Timing the party is whatever you want. The show usually begins at 8:30 EST, with potentially hours of pre-show red-carpet time. I like to invite people for 7 or 7:30, which gives us all loads of time to settle in before the show. Because in those first few moments after people arrive, you should be handing them an Oscar Ballot. It doesn’t matter if they’ve seen the movies. Heck – sometimes that helps in choosing. But it’s a fun activity that brings people together in those first few minutes of the party. Finding ballots online is not difficult. Simply enter “Printable Oscar Ballot [YEAR]” (changing [YEAR] to whatever year it is) into your search engine of choice, and you’ll have lots of choices. Make sure you choose one kind and stick with it – it’s hard to keep track of multiple ballots later in the evening as I do if they are printed from multiple sources and the order is not the same everywhere. The winner can receive an award (I’m thinking of getting some of these guys for future parties), or else just bragging rights.
I also like to print out some copies of Oscar Bingo – searching “Printable Oscar Bingo [YEAR]” (changing [YEAR] to whatever year it is) – though in this case, it sometimes helps to print out from a couple different sources. I’ve found that most of the Oscar Bingos put out don’t change the items in the squares from sheet to sheet, and so all the cards are just the same content in different orders. This is not so much fun, because either everyone will get bingo in quick succession or nobody will. Make sure there is some variety in the things people are searching for, and it will be much more interesting.

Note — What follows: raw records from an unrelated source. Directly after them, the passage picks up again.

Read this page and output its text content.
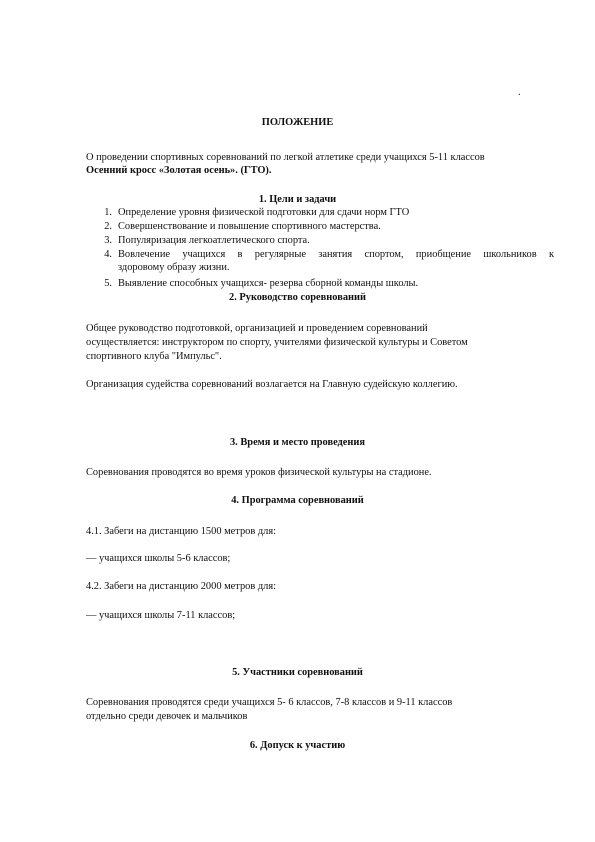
.
ПОЛОЖЕНИЕ
О проведении спортивных соревнований по легкой атлетике среди учащихся 5-11 классов
Осенний кросс «Золотая осень». (ГТО).
1. Цели и задачи
1. Определение уровня физической подготовки для сдачи норм ГТО
2. Совершенствование и повышение спортивного мастерства.
3. Популяризация легкоатлетического спорта.
4. Вовлечение учащихся в регулярные занятия спортом, приобщение школьников к
здоровому образу жизни.
5. Выявление способных учащихся- резерва сборной команды школы.
2. Руководство соревнований
Общее руководство подготовкой, организацией и проведением соревнований
осуществляется: инструктором по спорту, учителями физической культуры и Советом
спортивного клуба "Импульс".
Организация судейства соревнований возлагается на Главную судейскую коллегию.
3. Время и место проведения
Соревнования проводятся во время уроков физической культуры на стадионе.
4. Программа соревнований
4.1. Забеги на дистанцию 1500 метров для:
— учащихся школы 5-6 классов;
4.2. Забеги на дистанцию 2000 метров для:
— учащихся школы 7-11 классов;
5. Участники соревнований
Соревнования проводятся среди учащихся 5- 6 классов, 7-8 классов и 9-11 классов
отдельно среди девочек и мальчиков
6. Допуск к участию
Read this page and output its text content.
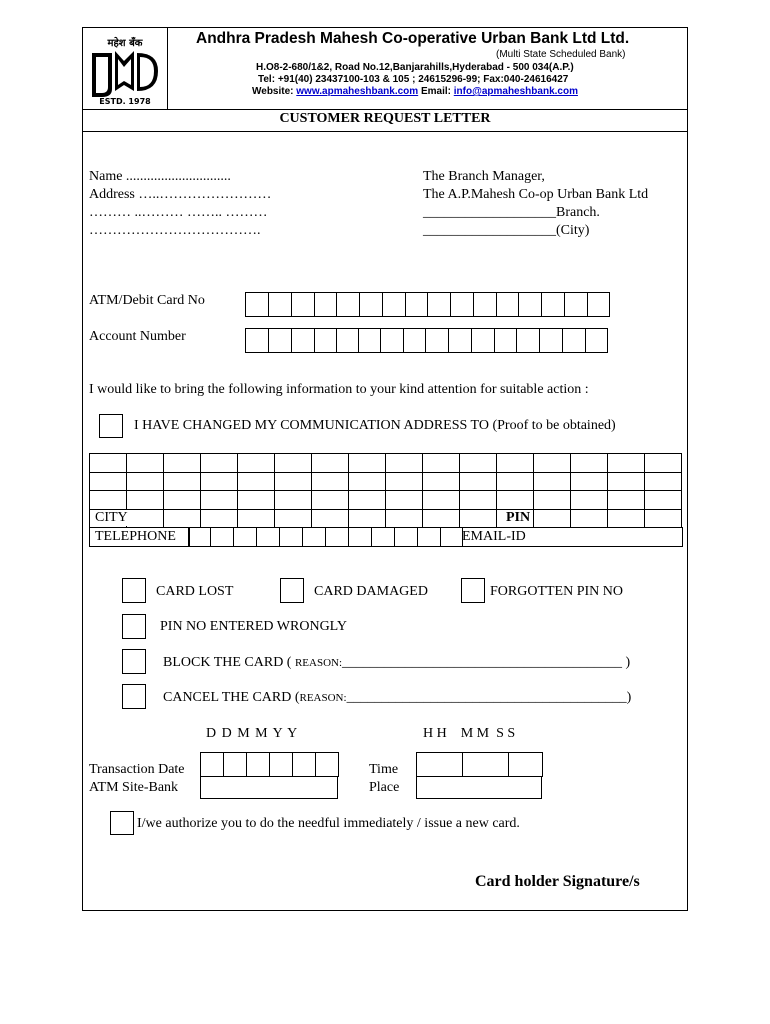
महेश बँक
ESTD. 1978
Andhra Pradesh Mahesh Co-operative Urban Bank Ltd Ltd.
(Multi State Scheduled Bank)
H.O8-2-680/1&2, Road No.12,Banjarahills,Hyderabad - 500 034(A.P.)
Tel: +91(40) 23437100-103 & 105 ; 24615296-99; Fax:040-24616427
Website: www.apmaheshbank.com Email: info@apmaheshbank.com
CUSTOMER REQUEST LETTER
Name ..............................
Address …..……………………
……… ..……… …….. ………
……………………………….
The Branch Manager,
The A.P.Mahesh Co-op Urban Bank Ltd
___________________Branch.
___________________(City)
ATM/Debit Card No
Account Number
I would like to bring the following information to your kind attention for suitable action :
I HAVE CHANGED MY COMMUNICATION ADDRESS TO (Proof to be obtained)
CITY	PIN
TELEPHONE	EMAIL-ID
CARD LOST	CARD DAMAGED	FORGOTTEN PIN NO
PIN NO ENTERED WRONGLY
BLOCK THE CARD ( REASON:________________________________________ )
CANCEL THE CARD (REASON:________________________________________)
D D M M Y Y	H H    M M  S S
Transaction Date
ATM Site-Bank
Time
Place
I/we authorize you to do the needful immediately / issue a new card.
Card holder Signature/s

In the future I might get some Oscar cookie cutters (a friend has this one) and bake adorable mini-statuettes to bite the heads off of. But while it would be fun to have more space -to be able to spread out and not have to strategically place as many chairs in the room as possible – for now this is easy and fun. And most importantly – something anyone can replicate. Hosting a party doesn’t have to be a big thing, but if you think through the details, you suddenly become that person who is a good host. It may not seem like a very “grown-up” party, but since we are adults now, we get to redefine what that means.
Has anyone else hosted an Oscar Party? Or have a gathering that you are known for hosting every year? Any tips or tricks for easy and relaxed party-planning that I missed?